Dive Transient:
- School members of Columbia College and Columbia-affiliated Barnard School acquired textual content messages from the U.S. Equal Employment Alternative Fee asking them to finish a survey inquiring about whether or not they’re Jewish or Israeli, a number of information shops reported April 23.
- In line with a screenshot of a message posted by CNN, EEOC stated responses to the survey can be stored confidential “to the extent allowed by regulation.” The screenshot stated EEOC was conducting an inquiry into Barnard School and that, ought to the company discover that the faculty violated legal guidelines enforced by EEOC, among the data of respondents could also be disclosed.
- In an e mail to HR Dive, EEOC declined to substantiate that it had despatched the messages. Columbia, in a separate e mail, declined to substantiate that workers had acquired messages from EEOC.
Dive Perception:
Federal officers have scrutinized Columbia following a collection of on-campus protests in 2024. In August of that yr, Rep.

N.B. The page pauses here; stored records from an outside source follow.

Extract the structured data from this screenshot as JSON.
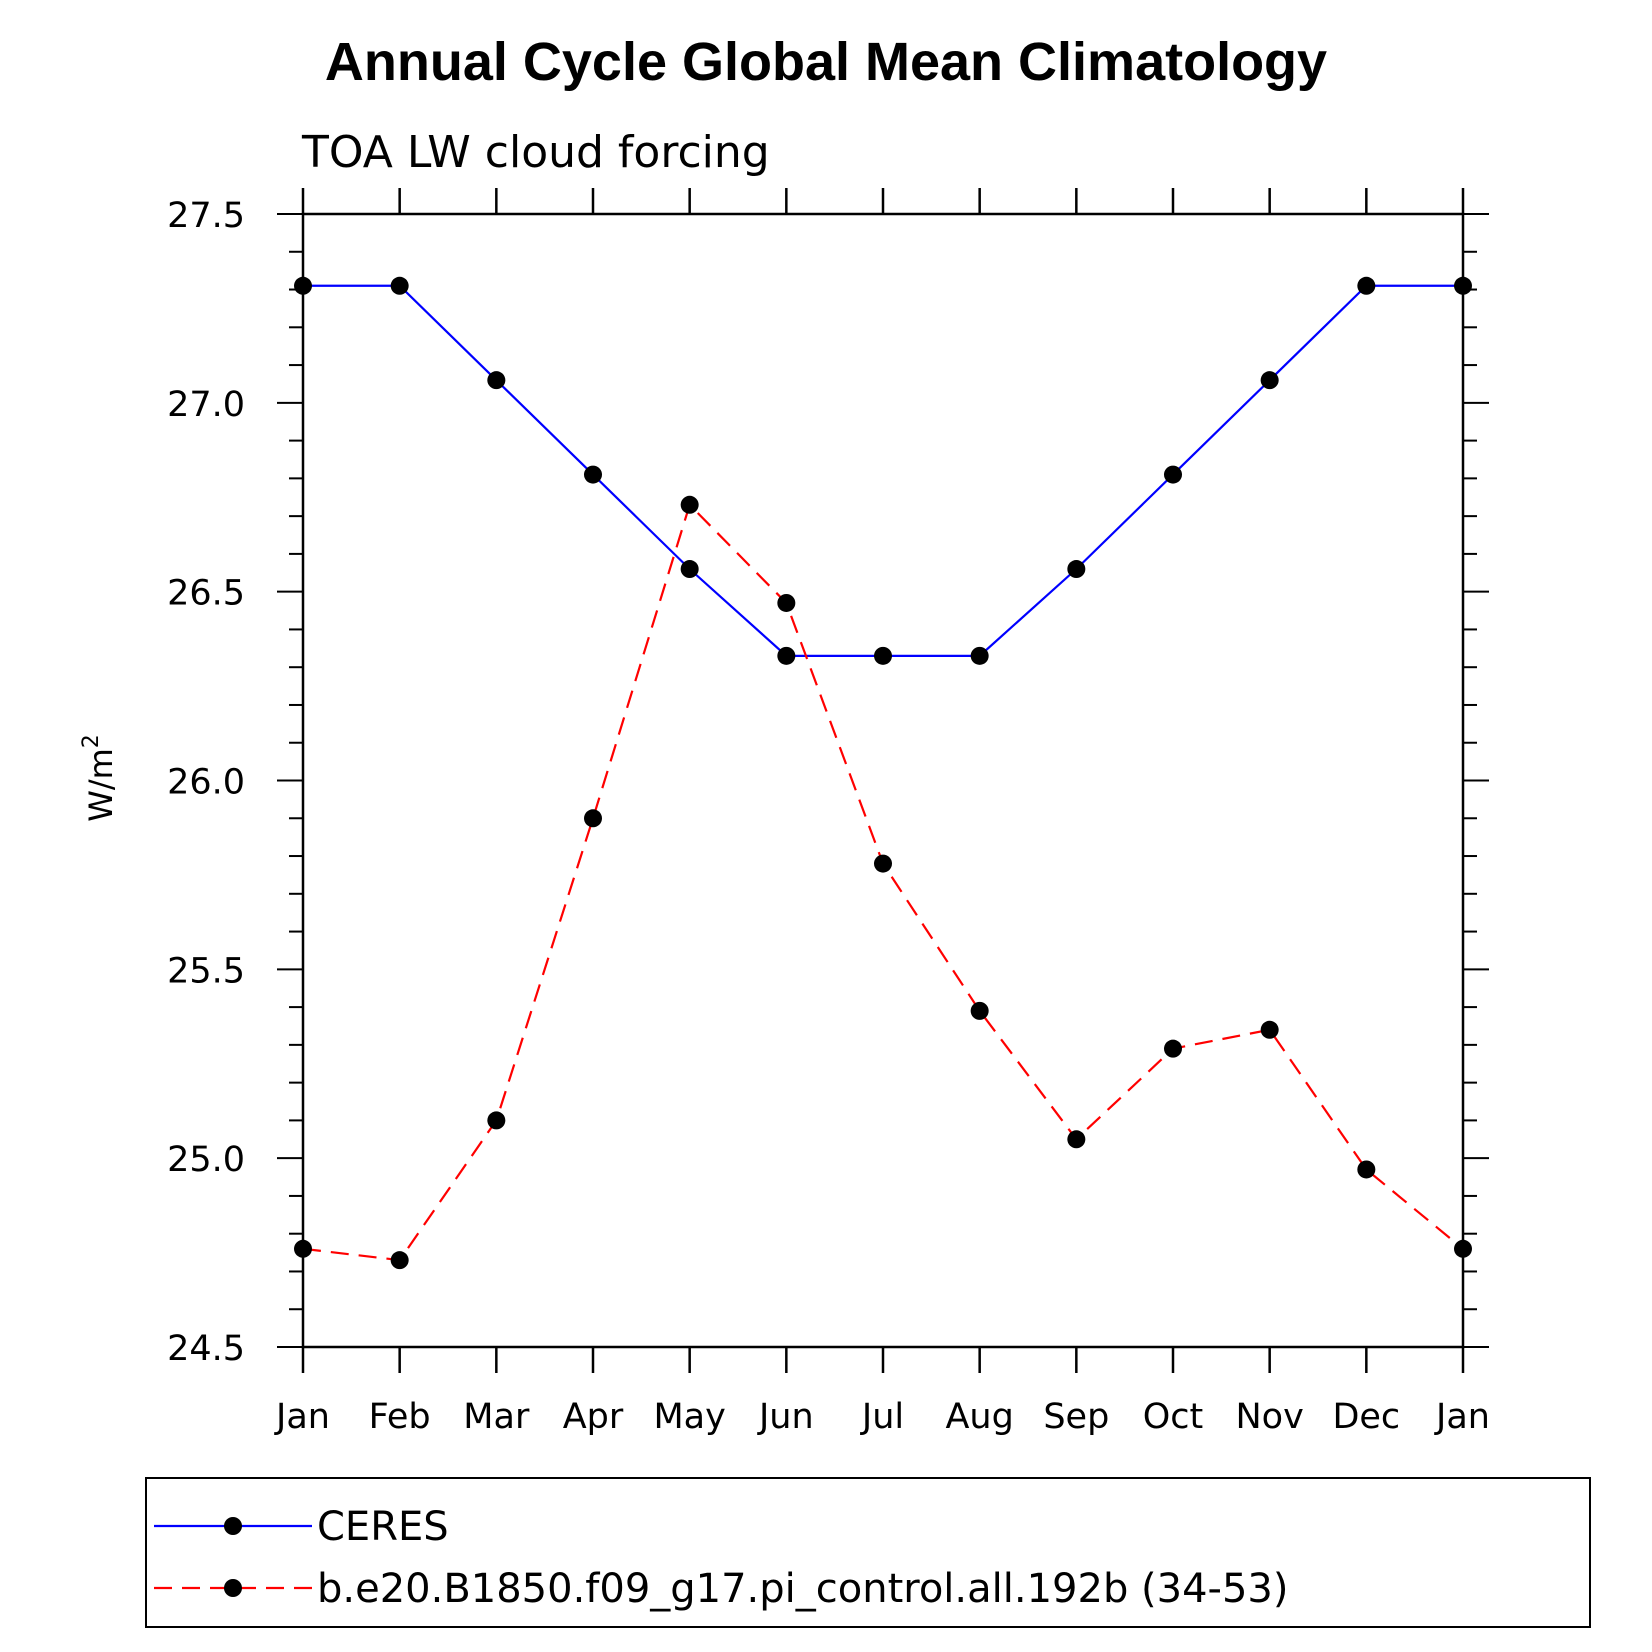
{
  "chart_data": {
    "type": "line",
    "title": "Annual Cycle Global Mean Climatology",
    "subtitle": "TOA LW cloud forcing",
    "ylabel": "W/m",
    "ylabel_superscript": "2",
    "xlabel": "",
    "categories": [
      "Jan",
      "Feb",
      "Mar",
      "Apr",
      "May",
      "Jun",
      "Jul",
      "Aug",
      "Sep",
      "Oct",
      "Nov",
      "Dec",
      "Jan"
    ],
    "ylim": [
      24.5,
      27.5
    ],
    "yticks": [
      "24.5",
      "25.0",
      "25.5",
      "26.0",
      "26.5",
      "27.0",
      "27.5"
    ],
    "grid": false,
    "series": [
      {
        "name": "CERES",
        "color": "#0000ff",
        "dash": "solid",
        "values": [
          27.31,
          27.31,
          27.06,
          26.81,
          26.56,
          26.33,
          26.33,
          26.33,
          26.56,
          26.81,
          27.06,
          27.31,
          27.31
        ]
      },
      {
        "name": "b.e20.B1850.f09_g17.pi_control.all.192b (34-53)",
        "color": "#ff0000",
        "dash": "dashed",
        "values": [
          24.76,
          24.73,
          25.1,
          25.9,
          26.73,
          26.47,
          25.78,
          25.39,
          25.05,
          25.29,
          25.34,
          24.97,
          24.76
        ]
      }
    ],
    "legend_position": "bottom"
  }
}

Virginia Foxx, R-N.C., and former chairwoman of the Home Committee on Training and the Workforce, issued a number of subpoenas to Columbia leaders as a part of an investigation into antisemitism on the college and whether or not the protests had created a hostile surroundings in violation of the 1964 Civil Rights Act.
Final month, EEOC Performing Chair Andrea Lucas issued a press release by which she pledged to carry universities and schools accountable for office antisemitism. Lucas’ assertion didn’t identify any particular establishments, but it surely did cite “disruptive and violent protests in violation of campus insurance policies” for example of extreme or pervasive antisemitic conduct that would violate Title VII of the Civil Rights Act.
“Beneath the guise of selling free speech, many universities have really develop into a haven for antisemitic conduct, usually in violation of the colleges’ personal time, place, and method insurance policies, in addition to civil rights regulation,” Lucas stated within the March 5 assertion.
EEOC didn’t verify whether or not messages despatched to Columbia and Barnard school had been a part of an ongoing investigation into both establishment. “Per federal regulation, we can not touch upon investigations, nor can we verify or deny the existence of an investigation,” the company stated.
Equally, Columbia declined to touch upon a pending investigation, however a college official stated Columbia had informed employees that it gave “affected workers discover that the College was required to offer sure data in compliance with a subpoena. The College didn’t present the data voluntarily.”
Columbia didn’t reply to a request for touch upon whether or not it had suggested employees not to reply to EEOC’s messages.
Information of the inquiry drew criticism from one in every of EEOC’s administrative judges, Karen Ortiz, who despatched an all-staff e mail directed to EEOC Performing Chair Andrea Lucas.
Ortiz wrote that Lucas ought to contemplate resigning; in an interview with HR Dive, she stated the e-mail was in response to information of the textual content messages and different latest company actions, together with its resolution to abandon gender-identity discrimination litigation and halting some claims processing. She stated the survey arguably was not inside Lucas’ authority to ship and may very well be understood as an try and intimidate Columbia and Barnard.
“It’s a whole overreach,” Ortiz stated of the survey.